When the Barker Center closed, it left the families of nearly 80 children in the lurch. But not everyone was willing to throw their hands in the air and walk away from the problem just because the existing model didn’t work.
Stephens felt he needed to help his staff. The Barker’s former director, Alexis Fuller; and her sister, Bridget Starr, thought there might be a new way forward. They worked with the City of Sturgeon Bay, Nicolet Bank, United Way, and the Door County Economic Development Corporation to chart a new path by forming a nonprofit to reopen as the Door County Child Development Center (DCCDC) in September.
Door County Medical Center agreed to lease the building from the YMCA and take care of its maintenance. The hospital then subleased the building to DCCDC.
“Alexis has a really sound business plan and a commitment to pay staff what they deserve. That was a key component,” Stephens said at the time.
Fuller, who has two children, ages two and four, said that beyond filling the child care need, one of the center’s goals is to elevate the status of child care professionals.

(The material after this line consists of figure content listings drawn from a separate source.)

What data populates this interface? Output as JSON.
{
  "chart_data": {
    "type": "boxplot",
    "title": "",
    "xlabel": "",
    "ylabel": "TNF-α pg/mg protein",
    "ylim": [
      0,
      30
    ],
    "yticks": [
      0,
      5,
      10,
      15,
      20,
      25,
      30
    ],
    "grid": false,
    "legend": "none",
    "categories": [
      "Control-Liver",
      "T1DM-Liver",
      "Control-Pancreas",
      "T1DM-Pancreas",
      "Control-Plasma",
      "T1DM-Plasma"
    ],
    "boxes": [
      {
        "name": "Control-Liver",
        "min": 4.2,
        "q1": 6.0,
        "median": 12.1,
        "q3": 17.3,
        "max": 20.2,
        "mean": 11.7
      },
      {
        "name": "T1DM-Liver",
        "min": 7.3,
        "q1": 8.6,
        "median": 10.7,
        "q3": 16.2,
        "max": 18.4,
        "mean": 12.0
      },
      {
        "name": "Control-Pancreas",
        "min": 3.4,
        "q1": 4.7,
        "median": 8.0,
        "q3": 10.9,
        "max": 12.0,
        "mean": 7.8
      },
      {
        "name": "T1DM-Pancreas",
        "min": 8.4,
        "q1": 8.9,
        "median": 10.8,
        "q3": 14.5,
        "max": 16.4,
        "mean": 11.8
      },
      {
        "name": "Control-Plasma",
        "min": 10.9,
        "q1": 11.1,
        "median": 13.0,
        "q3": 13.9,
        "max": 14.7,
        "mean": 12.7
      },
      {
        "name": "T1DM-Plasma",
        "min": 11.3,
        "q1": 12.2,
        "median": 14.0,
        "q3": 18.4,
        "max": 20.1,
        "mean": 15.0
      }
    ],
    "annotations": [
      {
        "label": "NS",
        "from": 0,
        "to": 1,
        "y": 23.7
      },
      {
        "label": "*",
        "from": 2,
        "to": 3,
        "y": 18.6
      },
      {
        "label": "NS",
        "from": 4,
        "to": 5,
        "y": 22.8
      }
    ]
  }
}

“We want to ensure a career for our staff as they help us raise the children of our community,” Fuller said.
Separating the center from the YMCA doesn’t solve all of the center’s financial hurdles, but Fuller said there are advantages that will come with being an organization focused solely on child care and not the wide variety of services the YMCA offers.
“The Y was in a tough position, being such a large organization,” Fuller said. “I’ve seen the numbers. Truthfully, they put in a pretty good fight for eight years, but as a separate entity, a lot of doors open up.”

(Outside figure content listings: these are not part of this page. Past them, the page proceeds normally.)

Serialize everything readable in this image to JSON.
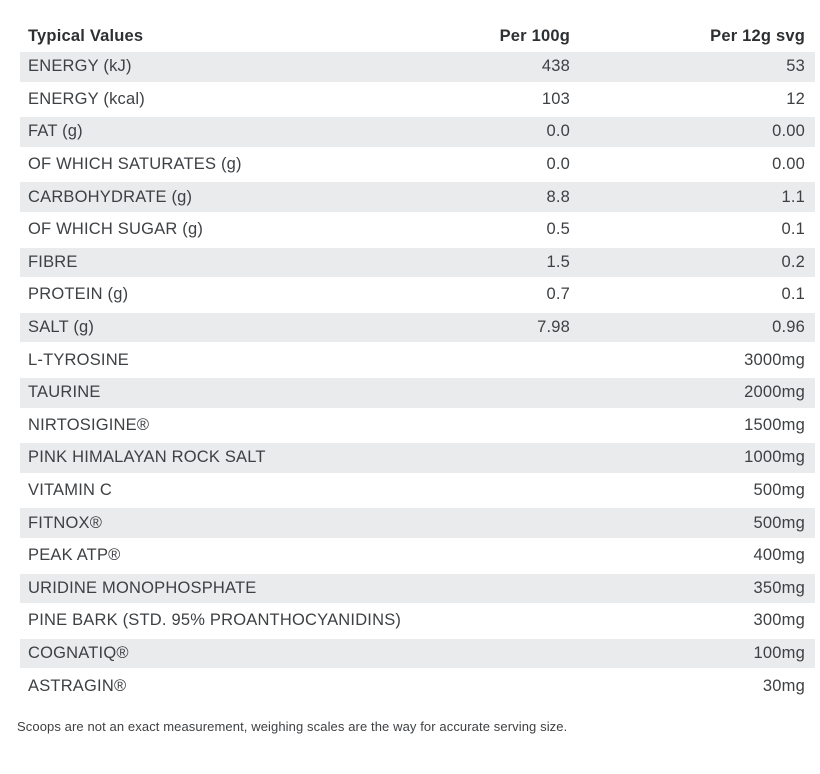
{
  "colors": {
    "row_alt_bg": "#e9ebec",
    "text": "#3e4144",
    "header_text": "#2d3033"
  },
  "table": {
    "header": {
      "col1": "Typical Values",
      "col2": "Per 100g",
      "col3": "Per 12g svg"
    },
    "rows": [
      {
        "label": "ENERGY (kJ)",
        "per100g": "438",
        "per12g": "53"
      },
      {
        "label": "ENERGY (kcal)",
        "per100g": "103",
        "per12g": "12"
      },
      {
        "label": "FAT (g)",
        "per100g": "0.0",
        "per12g": "0.00"
      },
      {
        "label": "OF WHICH SATURATES (g)",
        "per100g": "0.0",
        "per12g": "0.00"
      },
      {
        "label": "CARBOHYDRATE (g)",
        "per100g": "8.8",
        "per12g": "1.1"
      },
      {
        "label": "OF WHICH SUGAR (g)",
        "per100g": "0.5",
        "per12g": "0.1"
      },
      {
        "label": "FIBRE",
        "per100g": "1.5",
        "per12g": "0.2"
      },
      {
        "label": "PROTEIN (g)",
        "per100g": "0.7",
        "per12g": "0.1"
      },
      {
        "label": "SALT (g)",
        "per100g": "7.98",
        "per12g": "0.96"
      },
      {
        "label": "L-TYROSINE",
        "per100g": "",
        "per12g": "3000mg"
      },
      {
        "label": "TAURINE",
        "per100g": "",
        "per12g": "2000mg"
      },
      {
        "label": "NIRTOSIGINE®",
        "per100g": "",
        "per12g": "1500mg"
      },
      {
        "label": "PINK HIMALAYAN ROCK SALT",
        "per100g": "",
        "per12g": "1000mg"
      },
      {
        "label": "VITAMIN C",
        "per100g": "",
        "per12g": "500mg"
      },
      {
        "label": "FITNOX®",
        "per100g": "",
        "per12g": "500mg"
      },
      {
        "label": "PEAK ATP®",
        "per100g": "",
        "per12g": "400mg"
      },
      {
        "label": "URIDINE MONOPHOSPHATE",
        "per100g": "",
        "per12g": "350mg"
      },
      {
        "label": "PINE BARK (STD. 95% PROANTHOCYANIDINS)",
        "per100g": "",
        "per12g": "300mg"
      },
      {
        "label": "COGNATIQ®",
        "per100g": "",
        "per12g": "100mg"
      },
      {
        "label": "ASTRAGIN®",
        "per100g": "",
        "per12g": "30mg"
      }
    ]
  },
  "footer": {
    "note": "Scoops are not an exact measurement, weighing scales are the way for accurate serving size."
  }
}
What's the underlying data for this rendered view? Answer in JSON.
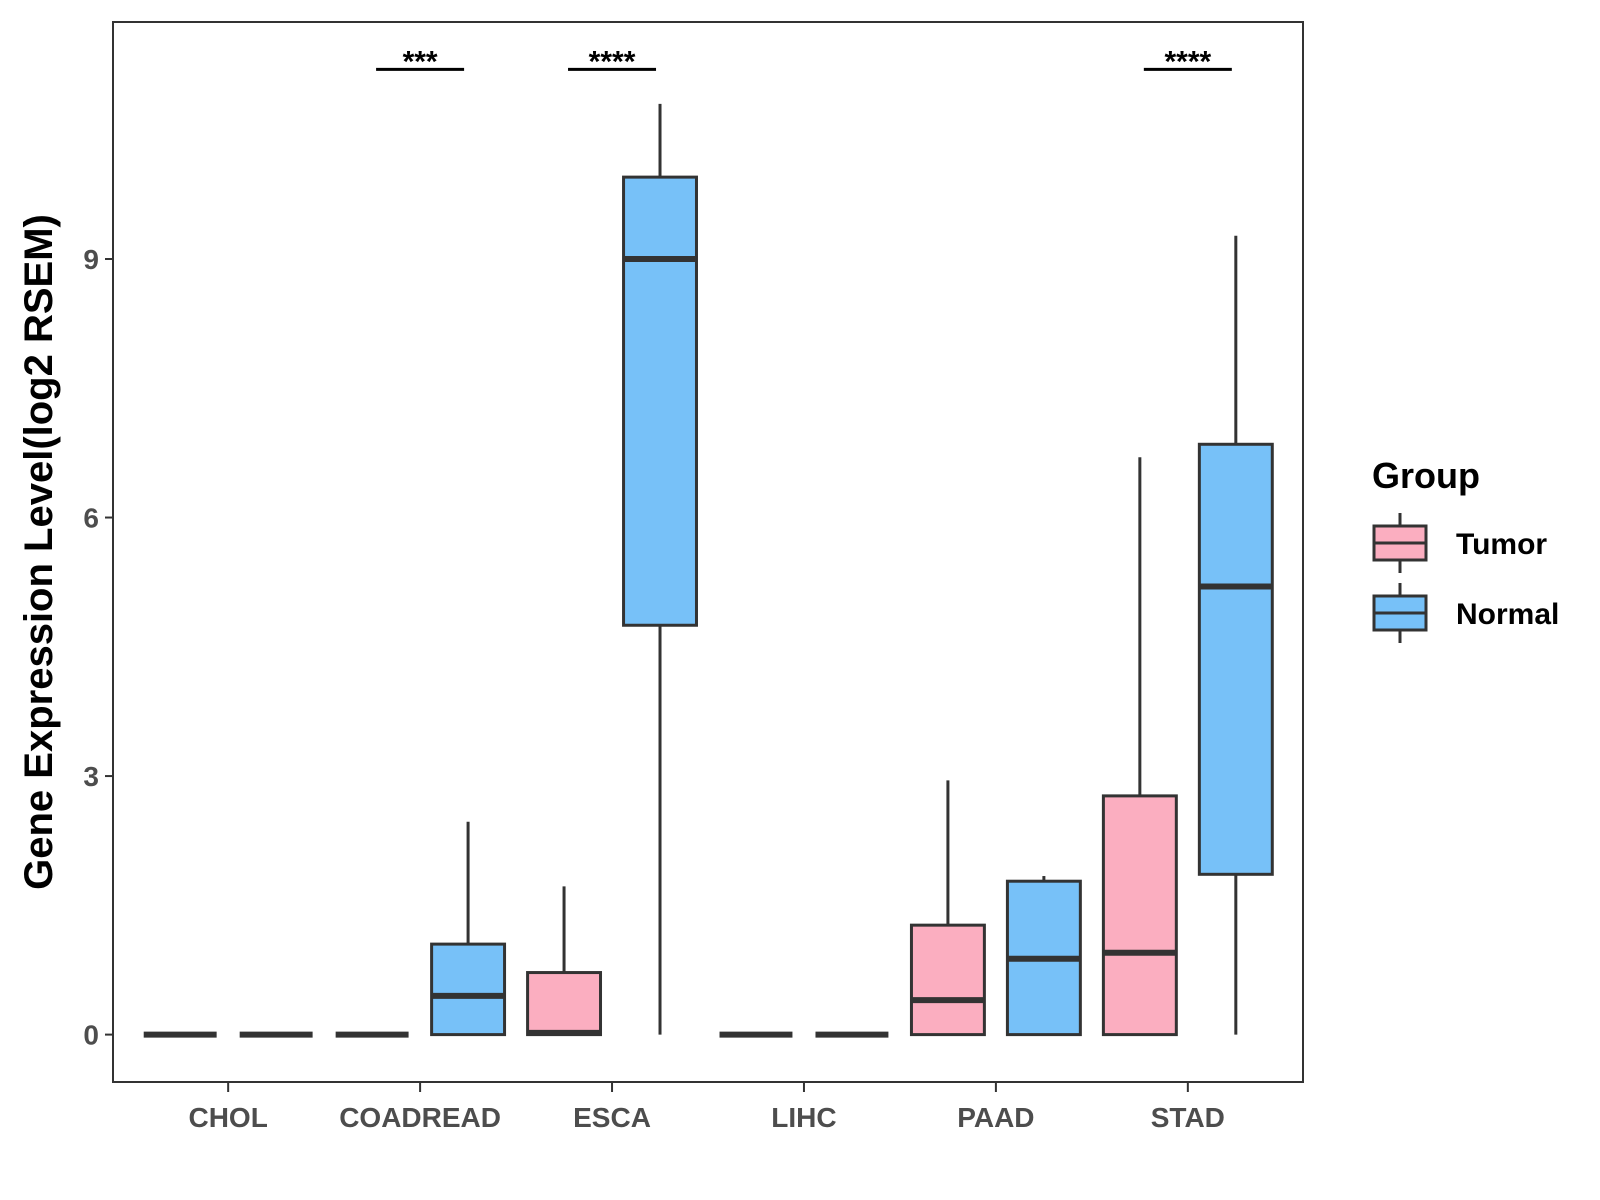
{
  "chart_data": {
    "type": "boxplot",
    "title": "",
    "xlabel": "",
    "ylabel": "Gene Expression Level(log2 RSEM)",
    "ylim": [
      -0.55,
      11.75
    ],
    "yticks": [
      0,
      3,
      6,
      9
    ],
    "categories": [
      "CHOL",
      "COADREAD",
      "ESCA",
      "LIHC",
      "PAAD",
      "STAD"
    ],
    "legend": {
      "title": "Group",
      "position": "right",
      "entries": [
        {
          "name": "Tumor",
          "color": "#FBAEC0"
        },
        {
          "name": "Normal",
          "color": "#77C1F8"
        }
      ]
    },
    "series": [
      {
        "name": "Tumor",
        "color": "#FBAEC0",
        "boxes": [
          {
            "category": "CHOL",
            "min": 0,
            "q1": 0,
            "median": 0,
            "q3": 0,
            "max": 0
          },
          {
            "category": "COADREAD",
            "min": 0,
            "q1": 0,
            "median": 0,
            "q3": 0,
            "max": 0
          },
          {
            "category": "ESCA",
            "min": 0,
            "q1": 0,
            "median": 0.02,
            "q3": 0.72,
            "max": 1.72
          },
          {
            "category": "LIHC",
            "min": 0,
            "q1": 0,
            "median": 0,
            "q3": 0,
            "max": 0
          },
          {
            "category": "PAAD",
            "min": 0,
            "q1": 0,
            "median": 0.4,
            "q3": 1.27,
            "max": 2.95
          },
          {
            "category": "STAD",
            "min": 0,
            "q1": 0,
            "median": 0.95,
            "q3": 2.77,
            "max": 6.7
          }
        ]
      },
      {
        "name": "Normal",
        "color": "#77C1F8",
        "boxes": [
          {
            "category": "CHOL",
            "min": 0,
            "q1": 0,
            "median": 0,
            "q3": 0,
            "max": 0
          },
          {
            "category": "COADREAD",
            "min": 0,
            "q1": 0,
            "median": 0.45,
            "q3": 1.05,
            "max": 2.47
          },
          {
            "category": "ESCA",
            "min": 0,
            "q1": 4.75,
            "median": 9.0,
            "q3": 9.95,
            "max": 10.8
          },
          {
            "category": "LIHC",
            "min": 0,
            "q1": 0,
            "median": 0,
            "q3": 0,
            "max": 0
          },
          {
            "category": "PAAD",
            "min": 0,
            "q1": 0,
            "median": 0.88,
            "q3": 1.78,
            "max": 1.84
          },
          {
            "category": "STAD",
            "min": 0,
            "q1": 1.86,
            "median": 5.2,
            "q3": 6.85,
            "max": 9.27
          }
        ]
      }
    ],
    "significance": [
      {
        "category": "COADREAD",
        "label": "***",
        "y": 11.2
      },
      {
        "category": "ESCA",
        "label": "****",
        "y": 11.2
      },
      {
        "category": "STAD",
        "label": "****",
        "y": 11.2
      }
    ]
  }
}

As a smaller entity, the center does not have to provide health insurance, which the YMCA had to offer as a business with more than 50 employees. Fuller said she aims to make up for that with higher wages and other less-costly benefits for the 23 to 25 staff members she expects to employ.
“One of our initial goals is to raise child care wages,” she said. “You have to retain staff and teachers. If we can make this an established career, we are creating a path to be here.”
Six months later, she said the center is thriving, helped in part by the community’s realization that child care hangs by a thread.
“The closure and the conversation around that brought such great awareness to community members,” she said. “I can be transparent and upfront about what we need. We’re trying to build something that, from all aspects, will be the ideal way to do child care. If families feel they’re supported, and staff feels they’re supported, that builds such a great program and builds rapport with the community. We came into it knowing that child care wasn’t a successful business. So instead of people saying, ‘Well, that will never happen,’ they’re saying, ‘How can we help?’”
The problem is far from solved. Even before the Barker Center closed, parents throughout the county worried not only about whether they could afford child care, but also whether they could get their child into a program. Many spent months on waiting lists, patched together care with a hodgepodge of family or friends, or commuted more than an hour each day to a center with an opening.
Then there’s the need for care outside the 9 am – 5 pm, Monday-Friday schedule. In a community where tourism drives the economy, many parents make their money during evenings and on weekends.
“We need to develop some kind of part-time care,” Studebaker said. “It’s hard to handle it on a one-off basis. And even traditional office jobs are becoming more flexible now. It probably will require another niche provider. It probably can’t be the same people doing it all.”
A year into the United Way’s community conversation about child care, Studebaker said one of her biggest takeaways is just how much she didn’t know about the issue when she started down this path.
“I’m a little embarrassed that it’s taken me this long for the light bulb to go on on this issue,” she said. “A lot of times I think, what if you started fresh, with no preconceived notions about how it’s done, what would you do for child care? Would it look anything like what we have?”